J Endovasc Ther. 2015 Apr;22(2):220-5. doi: 10.1177/1526602815576337.
To assess the effectiveness, technical aspects, handling, and safety of the micromesh Roadsaver Carotid Artery Stent in the treatment of atherosclerotic carotid artery stenosis and tandem lesions in ischemic stroke patients.
Seven patients (5 men; mean age 75±11.4 years, range 53-86) suffering from symptomatic internal carotid artery (ICA) stenosis (mean 76% diameter reduction) were treated with the dual layer closed-cell stent without embolic protection. Postdilation was performed in 6 of 7 patients. Two patients were treated in the context of ischemic stroke and concurrent middle cerebral artery occlusion. Mean National Institutes of Health Stroke Scale score at admission was 12.8±5.
All devices were deployed satisfactorily. One wall-adherent thromboembolus in a proximal ICA was covered with the Roadsaver stent in a tandem lesion setting. The modified Rankin Scale (mRS) declined from 3.7±0.7 to 2.4±0.8 in hospital, showing an improvement in clinical symptoms. No complications were detected during or after the procedure. The 30-day mRS was 1.7±1.1. At 6 months, ultrasound examination demonstrated patency of stents and the external carotid arteries.
The Roadsaver double layer micromesh stent seems to be safe and effective in the treatment of extracranial ICA stenosis and in the context of tandem lesions in ischemic stroke. Further studies with larger populations are warranted.

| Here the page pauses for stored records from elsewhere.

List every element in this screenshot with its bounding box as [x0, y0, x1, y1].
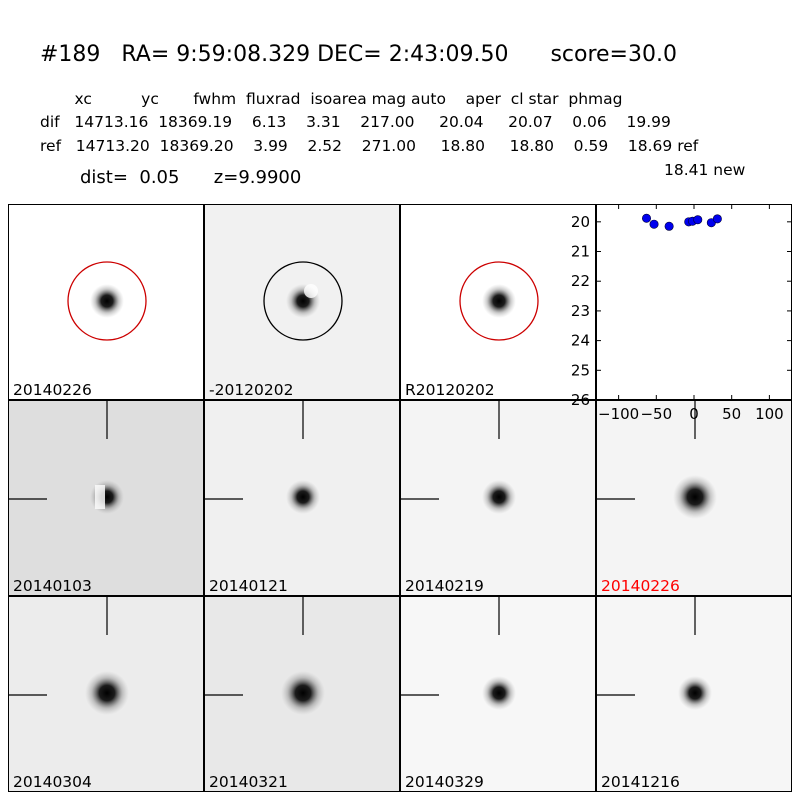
cutout-image [263, 261, 343, 341]
table-row-new: 18.41 new [664, 161, 746, 179]
panel-date-label: 20140329 [405, 773, 484, 791]
panel-date-label: 20140103 [13, 577, 92, 595]
panel-date-label: 20140121 [209, 577, 288, 595]
y-tick-label: 20 [571, 213, 590, 231]
candidate-title: #189 RA= 9:59:08.329 DEC= 2:43:09.50 sco… [40, 42, 677, 67]
x-tick-label: 100 [755, 405, 784, 423]
source-blob [673, 475, 717, 519]
y-tick-label: 22 [571, 272, 590, 290]
cutout-panel: 20140219 [400, 400, 596, 596]
cutout-panel: 20140226 [8, 204, 204, 400]
aperture-circle [263, 261, 343, 341]
panel-date-label: R20120202 [405, 381, 495, 399]
dist-z-line: dist= 0.05 z=9.9900 [80, 167, 302, 188]
cutout-panel: 20140304 [8, 596, 204, 792]
source-blob [482, 284, 516, 318]
source-blob [90, 284, 124, 318]
lightcurve-point [693, 215, 703, 225]
panel-date-label: 20141216 [601, 773, 680, 791]
cutout-image [459, 261, 539, 341]
cutout-image [401, 597, 516, 710]
panel-date-label: 20140226 [601, 577, 680, 595]
y-tick-label: 26 [571, 391, 590, 409]
aperture-circle [459, 261, 539, 341]
cutout-panel: 20140103 [8, 400, 204, 596]
table-column-headers: xc yc fwhm fluxrad isoarea mag auto aper… [40, 90, 623, 108]
x-tick-label: −100 [598, 405, 639, 423]
aperture-circle [67, 261, 147, 341]
lightcurve-point [664, 221, 674, 231]
cutout-image [9, 401, 124, 514]
cutout-panel: 20140121 [204, 400, 400, 596]
lightcurve-point [712, 214, 722, 224]
x-tick-label: 50 [722, 405, 741, 423]
panel-date-label: -20120202 [209, 381, 294, 399]
panel-date-label: 20140219 [405, 577, 484, 595]
panel-date-label: 20140321 [209, 773, 288, 791]
cutout-panel: 20141216 [596, 596, 792, 792]
source-blob [281, 671, 325, 715]
x-tick-label: −50 [640, 405, 672, 423]
source-blob [678, 676, 712, 710]
cutout-panel: 20140321 [204, 596, 400, 792]
cutout-panel: R20120202 [400, 204, 596, 400]
source-blob [286, 480, 320, 514]
x-tick-label: 0 [689, 405, 699, 423]
cutout-image [597, 401, 717, 519]
panel-date-label: 20140304 [13, 773, 92, 791]
source-blob [482, 480, 516, 514]
y-tick-label: 23 [571, 302, 590, 320]
y-tick-label: 21 [571, 243, 590, 261]
subtraction-residual [95, 485, 105, 509]
cutout-image [597, 597, 712, 710]
panel-date-label: 20140226 [13, 381, 92, 399]
y-tick-label: 24 [571, 332, 590, 350]
cutout-image [401, 401, 516, 514]
source-blob [85, 671, 129, 715]
source-blob [482, 676, 516, 710]
y-tick-label: 25 [571, 361, 590, 379]
cutout-panel: -20120202 [204, 204, 400, 400]
subtraction-residual [304, 284, 318, 298]
cutout-image [205, 401, 320, 514]
lightcurve-point [642, 213, 652, 223]
lightcurve-plot: 20 21 22 23 24 25 26 −100 −50 0 50 100 [571, 204, 792, 423]
cutout-image [67, 261, 147, 341]
table-row-dif: dif 14713.16 18369.19 6.13 3.31 217.00 2… [40, 113, 671, 131]
cutout-panel: 20140329 [400, 596, 596, 792]
lightcurve-point [649, 219, 659, 229]
cutout-image [205, 597, 325, 715]
cutout-image [9, 597, 129, 715]
cutout-panel: 20140226 [596, 400, 792, 596]
table-row-ref: ref 14713.20 18369.20 3.99 2.52 271.00 1… [40, 137, 699, 155]
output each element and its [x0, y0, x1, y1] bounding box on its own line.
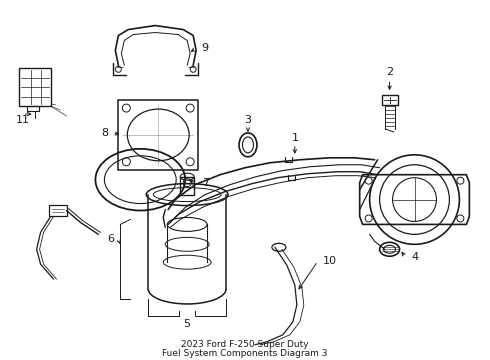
Text: 10: 10: [323, 256, 337, 266]
Text: 2023 Ford F-250 Super Duty: 2023 Ford F-250 Super Duty: [181, 340, 309, 349]
Text: 3: 3: [245, 115, 251, 125]
Bar: [49, 204, 67, 216]
Text: 1: 1: [292, 133, 298, 143]
Text: 2: 2: [386, 67, 393, 77]
Text: 11: 11: [16, 115, 29, 125]
Text: 5: 5: [184, 319, 191, 329]
Text: 9: 9: [201, 44, 209, 53]
Text: Fuel System Components Diagram 3: Fuel System Components Diagram 3: [162, 349, 328, 358]
Bar: [180, 177, 194, 195]
Text: 4: 4: [411, 252, 418, 262]
Text: 8: 8: [101, 128, 108, 138]
Bar: [19, 68, 50, 106]
Bar: [119, 100, 198, 170]
Bar: [382, 95, 397, 105]
Bar: [26, 106, 39, 111]
Text: 6: 6: [107, 234, 114, 244]
Text: 7: 7: [202, 177, 210, 188]
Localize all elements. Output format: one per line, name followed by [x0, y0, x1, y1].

评估微网Roadsaver颈动脉支架在治疗缺血性脑卒中患者的动脉粥样硬化性颈动脉狭窄及串联病变中的有效性、技术操作、使用便利性和安全性。
7例有症状的颈内动脉(ICA)狭窄(平均直径减少76%)患者(5例男性;平均年龄75±11.4岁,范围53 - 86岁)接受了无栓子保护的双层闭孔支架治疗。7例患者中有6例进行了后扩张。2例患者在缺血性脑卒中及大脑中动脉闭塞的情况下接受治疗。入院时美国国立卫生研究院卒中量表平均评分为12.8±5。
所有装置均成功植入。在串联病变情况下,一枚近端ICA壁附着血栓被Roadsaver支架覆盖。改良Rankin量表(mRS)评分在住院期间从3.7±0.7降至2.4±0.8,临床症状有所改善。手术期间及术后未检测到并发症。30天mRS评分为1.7±1.1。6个月时,超声检查显示支架及颈外动脉通畅。
Roadsaver双层微网支架在治疗颅外ICA狭窄及缺血性脑卒中串联病变方面似乎安全有效。有必要进行更大规模人群的进一步研究。